About race conditions... will multiple backends necessarily end up with them? No in the same way that lottery ticket won't necessarily be a loser. But multiple backends aren't required for race conditions... a single backend will presumably have concurrency within each instance too. And where there is concurrency, there almost certainly will be race conditions, I've rarely seen software that doesn't have them at some point or another. Maybe TigerBeetle doesn't and never will, but that is a unicorn team working on a very narrowly defined bit of software that is merely a component of other systems, working under conditions that are extremely expensive to reproduce for most engineering projects. The general case is that you will write, deploy and be frustrated by race conditions since the cost-benefit analysis doesn't call for absolute perfection... I know I have, odds are you've read about the consequences of it on this site at some point.

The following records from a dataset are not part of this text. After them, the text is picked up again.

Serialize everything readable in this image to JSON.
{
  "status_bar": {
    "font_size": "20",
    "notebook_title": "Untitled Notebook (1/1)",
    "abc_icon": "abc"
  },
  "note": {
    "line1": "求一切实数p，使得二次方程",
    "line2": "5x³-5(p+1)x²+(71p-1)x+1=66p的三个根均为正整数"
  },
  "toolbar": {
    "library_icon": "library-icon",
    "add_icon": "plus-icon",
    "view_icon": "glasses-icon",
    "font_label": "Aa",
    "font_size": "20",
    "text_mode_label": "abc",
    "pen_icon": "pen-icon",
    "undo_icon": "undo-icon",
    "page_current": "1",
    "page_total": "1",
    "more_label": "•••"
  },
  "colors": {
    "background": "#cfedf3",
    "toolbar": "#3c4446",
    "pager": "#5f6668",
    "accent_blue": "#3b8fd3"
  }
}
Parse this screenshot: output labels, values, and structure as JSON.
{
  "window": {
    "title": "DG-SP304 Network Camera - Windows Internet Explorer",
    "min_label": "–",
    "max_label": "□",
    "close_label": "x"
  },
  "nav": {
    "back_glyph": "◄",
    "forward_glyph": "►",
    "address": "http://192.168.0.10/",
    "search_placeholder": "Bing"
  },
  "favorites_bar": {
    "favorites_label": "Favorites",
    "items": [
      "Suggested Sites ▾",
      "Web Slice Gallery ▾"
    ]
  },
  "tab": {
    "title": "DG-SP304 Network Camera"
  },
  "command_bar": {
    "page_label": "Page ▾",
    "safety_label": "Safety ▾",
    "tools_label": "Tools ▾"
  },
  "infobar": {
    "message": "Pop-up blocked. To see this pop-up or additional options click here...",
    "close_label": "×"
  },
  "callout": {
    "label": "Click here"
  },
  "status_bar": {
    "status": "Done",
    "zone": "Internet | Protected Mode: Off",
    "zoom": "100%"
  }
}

The point of all of this is that engineering rigor goes beyond technical rigor. It includes understanding the tradeoffs in terms of budget, uptime, technical decision making, speed of iteration and so on.
Kubernetes is not just for scaling, it's a way to standardize all ops.
Boot it up again. You'll still have higher availability than AWS, GitHub, OpenAI, Anthropic, and many others.
> Where do you think those object storage live exactly?
On a RAID5 array with hot-swappable disks, of course.
(Edit to add: this is just a comment on Kubernetes being invoked whenever someone talks about scalability; I have massive respect for what the TigerBeetle folks are doing)
Me too. Why did you have to add this edit though? Is there anything that suggests either of us disrespects the TigerBeetle folks? I swear, I'm going crazy.